Germanshepherdsmum Mon 07-Feb-22 17:06:29

I really am so sorry you are in this position. Being unable to see your Mum must have been very hard. At least your Mum isn’t distressed by leaving her home, which would have made things even worse. Thinking of you and wishing you happier days ahead.

Callistemon21 Mon 07-Feb-22 17:06:57

Oh dear, I hope they can contain it.

It's sad but at least she's not upset about having to give up her home. We don't know how we'll react if the time may come when we have to give up our home.
My SisIL (with dementia) kept putting her coat on and wanting to go home again, but couldn't, of course.

Germanshepherdsmum Mon 07-Feb-22 17:24:54

That must have been terribly difficult Callistemon. ?

Callistemon21 Mon 07-Feb-22 17:34:22

Still ongoing I think, GSM sad

Germanshepherdsmum Mon 07-Feb-22 18:03:20

That's very sad.
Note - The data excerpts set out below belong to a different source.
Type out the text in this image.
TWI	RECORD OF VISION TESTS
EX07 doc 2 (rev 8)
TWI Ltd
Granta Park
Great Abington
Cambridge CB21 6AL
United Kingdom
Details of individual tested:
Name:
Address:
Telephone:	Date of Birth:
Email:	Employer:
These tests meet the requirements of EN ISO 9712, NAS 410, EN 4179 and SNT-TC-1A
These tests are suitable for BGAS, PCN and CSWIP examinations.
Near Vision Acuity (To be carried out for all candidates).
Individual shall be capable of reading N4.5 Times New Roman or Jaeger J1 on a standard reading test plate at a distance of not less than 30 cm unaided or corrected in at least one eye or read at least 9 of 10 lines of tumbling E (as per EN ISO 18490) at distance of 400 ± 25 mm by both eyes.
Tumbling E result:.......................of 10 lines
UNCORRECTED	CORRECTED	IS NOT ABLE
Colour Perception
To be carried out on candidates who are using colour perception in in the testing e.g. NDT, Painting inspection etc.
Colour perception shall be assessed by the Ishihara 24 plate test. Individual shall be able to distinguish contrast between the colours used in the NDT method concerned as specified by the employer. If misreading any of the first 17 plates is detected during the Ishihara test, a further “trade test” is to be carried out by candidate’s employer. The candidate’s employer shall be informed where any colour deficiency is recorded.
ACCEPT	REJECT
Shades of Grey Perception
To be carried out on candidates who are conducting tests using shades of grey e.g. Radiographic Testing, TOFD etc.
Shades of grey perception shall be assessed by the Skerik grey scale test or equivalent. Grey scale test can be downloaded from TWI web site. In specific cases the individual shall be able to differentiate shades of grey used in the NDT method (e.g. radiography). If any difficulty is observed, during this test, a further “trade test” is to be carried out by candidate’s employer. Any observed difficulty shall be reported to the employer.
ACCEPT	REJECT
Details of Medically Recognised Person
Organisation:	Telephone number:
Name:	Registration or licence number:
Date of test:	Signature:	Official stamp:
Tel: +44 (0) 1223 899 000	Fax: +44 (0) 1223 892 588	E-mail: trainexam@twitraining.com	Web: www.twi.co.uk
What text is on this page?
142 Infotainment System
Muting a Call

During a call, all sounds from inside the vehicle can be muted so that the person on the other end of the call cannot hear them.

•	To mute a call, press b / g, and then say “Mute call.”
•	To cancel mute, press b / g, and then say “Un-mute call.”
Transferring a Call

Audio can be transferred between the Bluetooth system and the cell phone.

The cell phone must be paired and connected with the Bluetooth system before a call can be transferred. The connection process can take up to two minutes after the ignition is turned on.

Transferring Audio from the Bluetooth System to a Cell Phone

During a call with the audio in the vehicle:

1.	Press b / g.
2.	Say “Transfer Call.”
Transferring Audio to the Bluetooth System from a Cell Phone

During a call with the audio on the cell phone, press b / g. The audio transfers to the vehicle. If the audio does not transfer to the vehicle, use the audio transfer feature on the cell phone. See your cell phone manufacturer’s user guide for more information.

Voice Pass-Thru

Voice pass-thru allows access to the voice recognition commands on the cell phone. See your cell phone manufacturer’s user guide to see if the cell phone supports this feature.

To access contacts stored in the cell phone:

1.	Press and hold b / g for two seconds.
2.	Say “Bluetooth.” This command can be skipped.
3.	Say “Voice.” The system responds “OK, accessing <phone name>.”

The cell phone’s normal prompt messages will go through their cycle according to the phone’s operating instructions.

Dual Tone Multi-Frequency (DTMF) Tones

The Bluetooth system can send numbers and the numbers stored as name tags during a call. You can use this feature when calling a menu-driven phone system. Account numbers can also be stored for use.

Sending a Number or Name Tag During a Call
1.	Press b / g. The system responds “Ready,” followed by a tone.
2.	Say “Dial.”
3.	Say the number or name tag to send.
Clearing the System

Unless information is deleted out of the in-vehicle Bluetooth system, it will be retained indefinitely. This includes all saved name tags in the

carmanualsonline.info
Early in my career I worked in a local authority responsible for what were then called 'old people's homes'. I had to make applications to the Court of Protection to deal with their assets, including selling their homes, to fund their care when relatives were non-existent or unwilling to get involved. This included going to see the people concerned. I will never forget one old lady, thankfully not one I had dealings with, almost climbing up the window trying to get out when I drove off. Late 70s but the image is still in my mind. I contrast that with the lady I went to see who happily told me she had gone home that day to make jam with her Mum.

I think I recall that you are of the same mind as me - 'Never if I can possibly avoid it'.

Biscuitmuncher Mon 07-Feb-22 18:36:16

I'm clearing my mum's place now. I feel just awful going through her things. I can't stop crying. It's making me feel like I don't ever want to buy anything again as it'll just be something for my kids to get rid of one day

GagaJo Mon 07-Feb-22 18:49:37

Biscuitmuncher

I'm clearing my mum's place now. I feel just awful going through her things. I can't stop crying. It's making me feel like I don't ever want to buy anything again as it'll just be something for my kids to get rid of one day

It is, isn't it? My mum had also sorted out bits to give to us. There was a bag with my name on it and bits of jewellery in it. I cried for at least an hour of the journey home. That house felt worse than empty. Too full (of emotion).